Thanks in part to the U.S. Food and Drug Administration (FDA), Americans do not have access to all sunscreens
The United States is in the full throes of summer. After a rainy spring, summer arrived in my home state of Texas a couple of months ago. The sun has burned off the cloud cover, and my grass has begun to fry. Hello, big water bills!
The grass is not the only thing the sun fries in Texas (and elsewhere). It also fries Americans’ skin.
Skin cancer is the most common form of cancer in the United States. One in five Americans will develop skin cancer within their lifetimes. In the past few decades, Americans have become increasingly aware of the danger of skin cancer and the need to wear sunscreen.
Improvements Stalled
American sunscreens suck. The newer sunscreens sold in Asia and Europe are far better. By “better,” I mean they work better, they feel better, they go on smoother, and they are less greasy. The sunscreens sold in other countries are superior in all the attributes that make slathering on American sunscreens unpleasant.

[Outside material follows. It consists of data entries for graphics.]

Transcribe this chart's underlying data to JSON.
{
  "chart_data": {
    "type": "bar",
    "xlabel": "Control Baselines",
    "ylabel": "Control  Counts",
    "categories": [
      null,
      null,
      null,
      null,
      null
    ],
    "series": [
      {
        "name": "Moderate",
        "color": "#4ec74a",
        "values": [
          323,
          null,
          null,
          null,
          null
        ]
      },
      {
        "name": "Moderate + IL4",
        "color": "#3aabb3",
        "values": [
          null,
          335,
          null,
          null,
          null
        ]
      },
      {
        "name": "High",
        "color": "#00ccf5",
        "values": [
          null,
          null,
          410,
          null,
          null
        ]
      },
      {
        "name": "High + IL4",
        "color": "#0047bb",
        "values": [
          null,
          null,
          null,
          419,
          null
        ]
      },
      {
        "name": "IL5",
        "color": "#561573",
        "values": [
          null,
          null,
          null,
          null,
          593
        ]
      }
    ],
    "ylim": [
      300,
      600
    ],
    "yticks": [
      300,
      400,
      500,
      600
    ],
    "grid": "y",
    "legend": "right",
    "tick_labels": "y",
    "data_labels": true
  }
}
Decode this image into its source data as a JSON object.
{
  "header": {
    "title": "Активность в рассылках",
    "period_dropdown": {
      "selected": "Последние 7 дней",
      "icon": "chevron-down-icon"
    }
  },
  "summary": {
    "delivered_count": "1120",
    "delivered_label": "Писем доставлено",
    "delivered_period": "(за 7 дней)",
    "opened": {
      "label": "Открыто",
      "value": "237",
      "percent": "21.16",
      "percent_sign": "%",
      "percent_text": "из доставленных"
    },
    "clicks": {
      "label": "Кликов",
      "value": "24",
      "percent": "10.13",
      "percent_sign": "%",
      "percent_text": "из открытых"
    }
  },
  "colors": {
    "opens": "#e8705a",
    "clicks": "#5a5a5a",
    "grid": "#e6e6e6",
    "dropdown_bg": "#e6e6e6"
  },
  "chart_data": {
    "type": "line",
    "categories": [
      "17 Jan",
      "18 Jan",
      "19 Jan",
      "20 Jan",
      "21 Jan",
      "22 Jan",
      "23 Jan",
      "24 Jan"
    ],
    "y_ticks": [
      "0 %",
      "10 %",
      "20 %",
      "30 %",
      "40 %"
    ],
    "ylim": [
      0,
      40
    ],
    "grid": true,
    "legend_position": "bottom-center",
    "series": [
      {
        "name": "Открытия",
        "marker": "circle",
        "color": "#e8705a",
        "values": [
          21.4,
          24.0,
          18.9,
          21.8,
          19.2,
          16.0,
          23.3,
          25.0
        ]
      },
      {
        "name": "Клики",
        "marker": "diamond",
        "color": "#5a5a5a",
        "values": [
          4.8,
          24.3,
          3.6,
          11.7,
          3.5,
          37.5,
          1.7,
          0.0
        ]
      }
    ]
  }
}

Thanks in part to the U.S. Food and Drug Administration (FDA), Americans do not have access to these sunscreens. The only ingredients allowed in over-the-counter personal care products in the U.S. are those that are “generally recognized as safe and effective (GRASE).”
The GRASE List may sound benign, but it is not. If an ingredient is not on the GRASE List, it’s not allowed in products sold over the counter. The FDA currently allows 17 UV filters in American sunscreens. Of those, only eight are typically used, because the others have undesirable side effects, have textures that don’t lend themselves to skin care products, or are difficult to manufacture.
The FDA has not approved a new sunscreen ingredient since 1999, which means the sunscreens Americans have access to have not changed in decades. A 2014 law, called the Sunscreen Innovation Act, was an attempt to force the FDA to fast-track approvals of more advanced sunscreen ingredients. It did not work. Congress tried again in 2020, and the jury is still out on whether that will work.
Clinical Testing Roadblock
Here is the problem: the FDA considers the evidence for the newer UV-blocking ingredients, safely used by hundreds of millions of people for more than a decade, as anecdotal. Anecdotes are not data. The Europeans and Asians who have safely used newer sunblock were not part of any clinical study. In Europe, for example, sunblock is categorized as a cosmetic and thus does not require clinical testing to obtain the government’s permission to manufacture.
In the United States, by contrast, sunblock is regulated by the FDA. The FDA invited manufacturers to submit costly clinical studies on safety and efficacy. That is a tough sell because (1) clinical trials are expensive, and (2) the data proving the ingredients for the GRASE List are safe would allow competitors to produce a competing sunscreen.
In other words, no company has an incentive to be the first and bear the cost of clinical trials, because it would not recoup the cost.
It is not that the FDA believes newer sunscreen ingredients are unsafe. It happens because bureaucrats want the process to comply with how they believe the process should work. They want a costly paperwork exercise so they can file it away as evidence that newer UV blockers are safe enough to be added to the GRASE List.
Unnecessary Bother
As a result, when millions of Americans head outdoors this summer and hit the beach, visit local lakes, or do other outdoor activities such as hiking, biking, baseball, picnics, cookouts, and pool parties with friends, they will have less protection from the sun than their European counterparts.
Many Americans will slather on a greasy type of sunblock before heading outdoors for activities in the sun, and others will skip it. Many will forget to reapply sunscreen after a few hours, and they will get burned. More people would probably use sunscreen if better, more pleasant products were available at the local drugstore.
They would be available if the federal government would get out of the way.